Wine and cheese parties are easy affairs to organize and a wonderful way to see many friends. Whether the selection of wine and cheese is large or small, the following are some simple guidelines to remember.

Generally allow 125 g (4 oz) of cheese and a half bottle of wine per person.

Cheese is attractive on its own. Keep its presentation simple. Choose cheese with different shapes, colours, textures and flavours, such as:

 

  • Blue
  • Jarlsburg
  • Provolone
  • Brie
  • La Grappe
  • Samosoe
  • Chevre
  • Lancashire
  • Smoked Cheese
  • Gouda
  • Oka
  • Swiss
  • Camembert
  • Gruyère
 
For maximum flavour, cheese should be served at room temperature. Soft cheese warms up sooner than firm cheese and should be placed on cheeseboards just prior to serving.
 
Arrange large wedges of cheese on cheeseboards, and provide at least one knife for each kind of cheese to avoid intermingling of flavours. Red, green and black grapes are a good accompaniment to cheese and an attractive garnish as well.
 
Serve unseasoned crackers such as water biscuits or Melba toast. Avoid salted and flavoured crackers. Serve fresh French bread with soft cheese. Light rye bread blends well with strong cheese such as blue cheese.
 
Do not crowd a cheese board. Allow space around each cheese to facilitate guests cutting their own portions.

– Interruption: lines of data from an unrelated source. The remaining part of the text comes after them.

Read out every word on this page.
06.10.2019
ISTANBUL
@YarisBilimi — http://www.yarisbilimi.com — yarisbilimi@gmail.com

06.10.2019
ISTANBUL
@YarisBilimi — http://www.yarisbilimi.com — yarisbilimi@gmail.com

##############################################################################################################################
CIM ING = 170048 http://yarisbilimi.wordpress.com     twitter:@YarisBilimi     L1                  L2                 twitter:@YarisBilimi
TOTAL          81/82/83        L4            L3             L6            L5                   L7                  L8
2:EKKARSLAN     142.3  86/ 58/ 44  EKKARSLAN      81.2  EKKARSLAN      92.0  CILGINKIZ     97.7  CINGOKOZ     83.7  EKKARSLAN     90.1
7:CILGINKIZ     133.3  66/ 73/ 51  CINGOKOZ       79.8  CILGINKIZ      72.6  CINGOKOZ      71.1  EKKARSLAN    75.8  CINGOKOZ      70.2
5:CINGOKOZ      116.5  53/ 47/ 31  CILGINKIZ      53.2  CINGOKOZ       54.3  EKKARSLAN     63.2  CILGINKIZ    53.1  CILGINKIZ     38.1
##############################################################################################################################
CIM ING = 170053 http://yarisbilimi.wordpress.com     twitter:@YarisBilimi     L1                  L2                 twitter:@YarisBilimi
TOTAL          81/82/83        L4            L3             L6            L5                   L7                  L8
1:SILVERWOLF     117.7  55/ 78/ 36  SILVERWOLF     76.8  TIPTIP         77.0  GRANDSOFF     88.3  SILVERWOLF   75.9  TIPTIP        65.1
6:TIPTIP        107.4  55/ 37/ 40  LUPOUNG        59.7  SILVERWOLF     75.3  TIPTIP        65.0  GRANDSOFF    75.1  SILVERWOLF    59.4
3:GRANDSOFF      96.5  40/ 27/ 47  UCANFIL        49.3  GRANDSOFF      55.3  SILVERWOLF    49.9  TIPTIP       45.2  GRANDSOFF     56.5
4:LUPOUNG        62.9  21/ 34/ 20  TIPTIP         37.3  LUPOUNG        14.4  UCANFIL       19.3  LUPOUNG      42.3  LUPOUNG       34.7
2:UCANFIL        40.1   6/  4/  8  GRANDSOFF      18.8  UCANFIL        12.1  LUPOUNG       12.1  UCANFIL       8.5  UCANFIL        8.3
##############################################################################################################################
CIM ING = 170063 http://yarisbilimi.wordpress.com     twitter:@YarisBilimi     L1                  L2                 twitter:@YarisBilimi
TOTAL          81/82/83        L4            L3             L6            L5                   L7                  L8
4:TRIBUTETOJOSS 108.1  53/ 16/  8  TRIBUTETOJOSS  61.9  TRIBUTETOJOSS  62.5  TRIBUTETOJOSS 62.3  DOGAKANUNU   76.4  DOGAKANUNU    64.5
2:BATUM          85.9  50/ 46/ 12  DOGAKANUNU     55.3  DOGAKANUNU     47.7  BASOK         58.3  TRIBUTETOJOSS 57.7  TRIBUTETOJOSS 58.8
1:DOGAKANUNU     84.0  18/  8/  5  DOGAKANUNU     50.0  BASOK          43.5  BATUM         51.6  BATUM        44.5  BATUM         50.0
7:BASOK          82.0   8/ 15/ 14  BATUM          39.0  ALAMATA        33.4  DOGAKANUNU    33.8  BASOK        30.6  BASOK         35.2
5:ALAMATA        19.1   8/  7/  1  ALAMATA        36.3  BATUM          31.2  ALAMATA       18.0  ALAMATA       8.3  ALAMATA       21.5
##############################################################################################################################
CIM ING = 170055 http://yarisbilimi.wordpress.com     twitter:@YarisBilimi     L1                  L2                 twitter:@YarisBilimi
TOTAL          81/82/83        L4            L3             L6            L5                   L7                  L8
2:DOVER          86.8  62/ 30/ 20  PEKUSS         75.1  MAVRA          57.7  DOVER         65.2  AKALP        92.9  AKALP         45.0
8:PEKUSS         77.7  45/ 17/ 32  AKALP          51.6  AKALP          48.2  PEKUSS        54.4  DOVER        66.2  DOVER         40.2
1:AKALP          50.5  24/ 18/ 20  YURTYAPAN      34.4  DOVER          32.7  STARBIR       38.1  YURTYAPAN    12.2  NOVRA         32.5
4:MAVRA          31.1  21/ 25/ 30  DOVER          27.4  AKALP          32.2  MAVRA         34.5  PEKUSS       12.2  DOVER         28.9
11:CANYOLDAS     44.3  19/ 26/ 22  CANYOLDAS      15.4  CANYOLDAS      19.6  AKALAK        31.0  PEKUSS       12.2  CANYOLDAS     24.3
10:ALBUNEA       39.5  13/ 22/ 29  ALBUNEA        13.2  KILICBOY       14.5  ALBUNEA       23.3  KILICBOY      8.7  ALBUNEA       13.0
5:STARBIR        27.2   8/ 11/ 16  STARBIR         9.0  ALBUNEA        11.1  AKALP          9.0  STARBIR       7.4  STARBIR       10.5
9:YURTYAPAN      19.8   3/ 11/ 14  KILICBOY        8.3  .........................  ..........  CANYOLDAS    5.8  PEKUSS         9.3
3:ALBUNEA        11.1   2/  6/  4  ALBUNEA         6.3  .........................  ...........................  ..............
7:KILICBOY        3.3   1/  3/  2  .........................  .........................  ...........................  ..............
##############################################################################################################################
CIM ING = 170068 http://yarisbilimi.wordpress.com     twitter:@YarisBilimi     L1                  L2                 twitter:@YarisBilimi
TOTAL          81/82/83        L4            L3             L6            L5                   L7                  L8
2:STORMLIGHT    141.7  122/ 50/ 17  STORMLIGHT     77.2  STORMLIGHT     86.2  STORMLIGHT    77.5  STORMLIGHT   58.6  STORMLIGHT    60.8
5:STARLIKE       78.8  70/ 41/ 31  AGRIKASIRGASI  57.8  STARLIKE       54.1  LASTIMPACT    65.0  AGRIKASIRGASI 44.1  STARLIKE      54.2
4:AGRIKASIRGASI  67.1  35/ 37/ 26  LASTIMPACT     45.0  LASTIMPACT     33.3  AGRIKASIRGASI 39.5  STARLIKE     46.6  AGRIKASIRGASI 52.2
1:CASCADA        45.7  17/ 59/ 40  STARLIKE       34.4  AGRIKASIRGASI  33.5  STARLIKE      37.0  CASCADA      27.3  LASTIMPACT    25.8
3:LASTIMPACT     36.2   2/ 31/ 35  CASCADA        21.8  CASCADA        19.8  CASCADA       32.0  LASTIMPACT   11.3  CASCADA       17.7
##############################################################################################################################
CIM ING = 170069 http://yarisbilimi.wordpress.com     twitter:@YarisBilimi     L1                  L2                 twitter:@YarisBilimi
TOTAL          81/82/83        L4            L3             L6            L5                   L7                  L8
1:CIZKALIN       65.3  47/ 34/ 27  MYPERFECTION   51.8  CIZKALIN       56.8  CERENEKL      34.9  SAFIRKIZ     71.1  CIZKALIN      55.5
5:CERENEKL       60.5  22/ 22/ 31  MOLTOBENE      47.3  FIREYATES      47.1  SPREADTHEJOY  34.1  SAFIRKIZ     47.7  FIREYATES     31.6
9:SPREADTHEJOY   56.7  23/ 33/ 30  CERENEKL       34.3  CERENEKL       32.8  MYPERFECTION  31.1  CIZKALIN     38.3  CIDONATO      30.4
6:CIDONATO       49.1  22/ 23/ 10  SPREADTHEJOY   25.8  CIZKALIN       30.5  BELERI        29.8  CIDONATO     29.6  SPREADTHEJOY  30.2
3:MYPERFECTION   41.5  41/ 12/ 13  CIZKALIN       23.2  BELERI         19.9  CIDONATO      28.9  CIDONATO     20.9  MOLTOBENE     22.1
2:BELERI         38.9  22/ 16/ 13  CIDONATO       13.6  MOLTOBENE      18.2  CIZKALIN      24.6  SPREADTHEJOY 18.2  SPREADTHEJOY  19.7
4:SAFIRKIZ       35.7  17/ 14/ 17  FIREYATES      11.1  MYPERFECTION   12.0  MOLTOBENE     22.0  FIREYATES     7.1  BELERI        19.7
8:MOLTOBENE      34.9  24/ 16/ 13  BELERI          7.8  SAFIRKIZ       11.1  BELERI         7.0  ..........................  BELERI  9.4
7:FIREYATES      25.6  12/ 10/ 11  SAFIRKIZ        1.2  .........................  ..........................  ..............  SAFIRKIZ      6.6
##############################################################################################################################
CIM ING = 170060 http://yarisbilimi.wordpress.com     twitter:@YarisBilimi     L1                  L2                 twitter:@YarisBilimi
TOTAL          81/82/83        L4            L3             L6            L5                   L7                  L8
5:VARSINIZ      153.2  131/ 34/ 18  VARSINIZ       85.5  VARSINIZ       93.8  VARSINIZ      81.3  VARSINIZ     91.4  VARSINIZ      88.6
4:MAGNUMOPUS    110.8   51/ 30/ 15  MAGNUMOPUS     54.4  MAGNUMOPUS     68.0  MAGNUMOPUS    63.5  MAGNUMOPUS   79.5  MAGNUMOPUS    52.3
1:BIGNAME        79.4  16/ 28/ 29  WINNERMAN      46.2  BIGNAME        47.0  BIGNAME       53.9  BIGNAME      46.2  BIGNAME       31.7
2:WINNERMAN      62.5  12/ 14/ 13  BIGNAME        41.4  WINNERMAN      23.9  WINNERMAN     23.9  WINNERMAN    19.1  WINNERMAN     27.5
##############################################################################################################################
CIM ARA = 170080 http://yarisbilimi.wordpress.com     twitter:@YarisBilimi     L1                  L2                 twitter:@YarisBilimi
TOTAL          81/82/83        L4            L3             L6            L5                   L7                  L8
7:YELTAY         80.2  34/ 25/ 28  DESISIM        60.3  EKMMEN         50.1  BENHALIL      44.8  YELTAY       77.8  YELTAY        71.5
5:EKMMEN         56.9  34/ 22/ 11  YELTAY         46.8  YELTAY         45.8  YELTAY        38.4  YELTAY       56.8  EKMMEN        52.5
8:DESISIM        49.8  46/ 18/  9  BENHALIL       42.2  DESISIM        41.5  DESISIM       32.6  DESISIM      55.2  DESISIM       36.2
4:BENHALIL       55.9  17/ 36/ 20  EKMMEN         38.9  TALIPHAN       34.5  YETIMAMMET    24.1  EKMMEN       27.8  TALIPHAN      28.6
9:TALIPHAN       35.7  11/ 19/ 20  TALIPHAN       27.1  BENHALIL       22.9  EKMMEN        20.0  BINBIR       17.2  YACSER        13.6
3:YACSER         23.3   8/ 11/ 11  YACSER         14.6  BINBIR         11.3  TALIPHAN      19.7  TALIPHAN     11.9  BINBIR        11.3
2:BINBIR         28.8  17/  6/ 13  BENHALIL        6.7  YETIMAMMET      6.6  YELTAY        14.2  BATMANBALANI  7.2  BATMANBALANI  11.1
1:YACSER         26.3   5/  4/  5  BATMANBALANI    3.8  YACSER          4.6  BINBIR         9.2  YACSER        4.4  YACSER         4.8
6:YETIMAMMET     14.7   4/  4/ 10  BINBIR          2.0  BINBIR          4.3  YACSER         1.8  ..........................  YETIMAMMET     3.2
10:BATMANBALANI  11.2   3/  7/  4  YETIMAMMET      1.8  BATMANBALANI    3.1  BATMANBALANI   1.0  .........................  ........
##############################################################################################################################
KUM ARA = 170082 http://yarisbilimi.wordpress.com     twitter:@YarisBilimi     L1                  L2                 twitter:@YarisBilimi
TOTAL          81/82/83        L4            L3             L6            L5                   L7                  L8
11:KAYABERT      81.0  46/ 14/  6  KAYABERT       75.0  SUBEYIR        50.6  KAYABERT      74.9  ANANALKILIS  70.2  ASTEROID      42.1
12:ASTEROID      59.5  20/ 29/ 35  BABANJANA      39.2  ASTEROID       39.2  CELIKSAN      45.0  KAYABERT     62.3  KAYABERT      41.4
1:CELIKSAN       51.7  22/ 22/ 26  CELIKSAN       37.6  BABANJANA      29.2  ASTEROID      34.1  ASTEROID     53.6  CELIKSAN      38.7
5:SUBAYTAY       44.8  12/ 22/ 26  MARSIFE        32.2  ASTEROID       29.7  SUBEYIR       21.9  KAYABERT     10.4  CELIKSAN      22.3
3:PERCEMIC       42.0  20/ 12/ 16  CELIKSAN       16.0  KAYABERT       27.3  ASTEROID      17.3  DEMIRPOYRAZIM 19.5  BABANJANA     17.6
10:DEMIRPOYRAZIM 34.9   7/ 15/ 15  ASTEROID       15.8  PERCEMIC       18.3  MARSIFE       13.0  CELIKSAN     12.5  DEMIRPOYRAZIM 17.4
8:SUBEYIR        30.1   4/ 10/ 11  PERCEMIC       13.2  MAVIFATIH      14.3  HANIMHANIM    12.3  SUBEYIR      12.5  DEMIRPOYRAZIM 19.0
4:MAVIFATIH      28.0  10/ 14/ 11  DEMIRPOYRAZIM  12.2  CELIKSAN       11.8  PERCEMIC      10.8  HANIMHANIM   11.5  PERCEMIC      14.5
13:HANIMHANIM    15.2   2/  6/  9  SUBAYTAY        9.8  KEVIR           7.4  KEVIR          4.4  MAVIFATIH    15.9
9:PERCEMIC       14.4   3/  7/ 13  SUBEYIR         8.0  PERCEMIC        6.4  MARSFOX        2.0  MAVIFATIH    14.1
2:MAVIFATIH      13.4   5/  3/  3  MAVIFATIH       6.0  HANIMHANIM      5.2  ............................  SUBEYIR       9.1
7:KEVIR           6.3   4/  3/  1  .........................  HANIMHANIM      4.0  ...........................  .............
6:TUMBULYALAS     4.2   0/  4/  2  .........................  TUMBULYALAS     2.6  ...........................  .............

Keep strong-flavoured cheese apart from those which are mild. Provide separate knives for each cheese prevent flavour transfers.
For maximum flavour, cheese should be served at room temperature. Soft cheese warms up sooner than firm cheese and should be placed on cheeseboards just prior to serving.
 
Display the names(and origins if you wish) of the cheese on attractive place cards.
 
A small selection of olives and nuts would be appropriate accompaniments to serve.
 
Since individual tastes vary, a selection of wines should be offered. Check with your local wine or liquor store for adequate selections.
 
For a balance between practicality and appearance, a simple 6 ounce stemmed glass is a good choice. It is large enough to serve an adequate portion of wine without filling the glass. This allows room for the  wine’s bouquet and lessens the chance of spilling.
 
Open the wine shortly before it is to be served. In general allow 30 minutes for red wine to breath.
 
Some people might prefer spritzers. Be sure to have club soda on hand. To prepare a spritzer: half fill a wine glass with wine. Top with soda and stir.
 
Remember to have some mineral water and lemon or lime wedges or non-alcoholic punch available for those who do not wish to drink wine.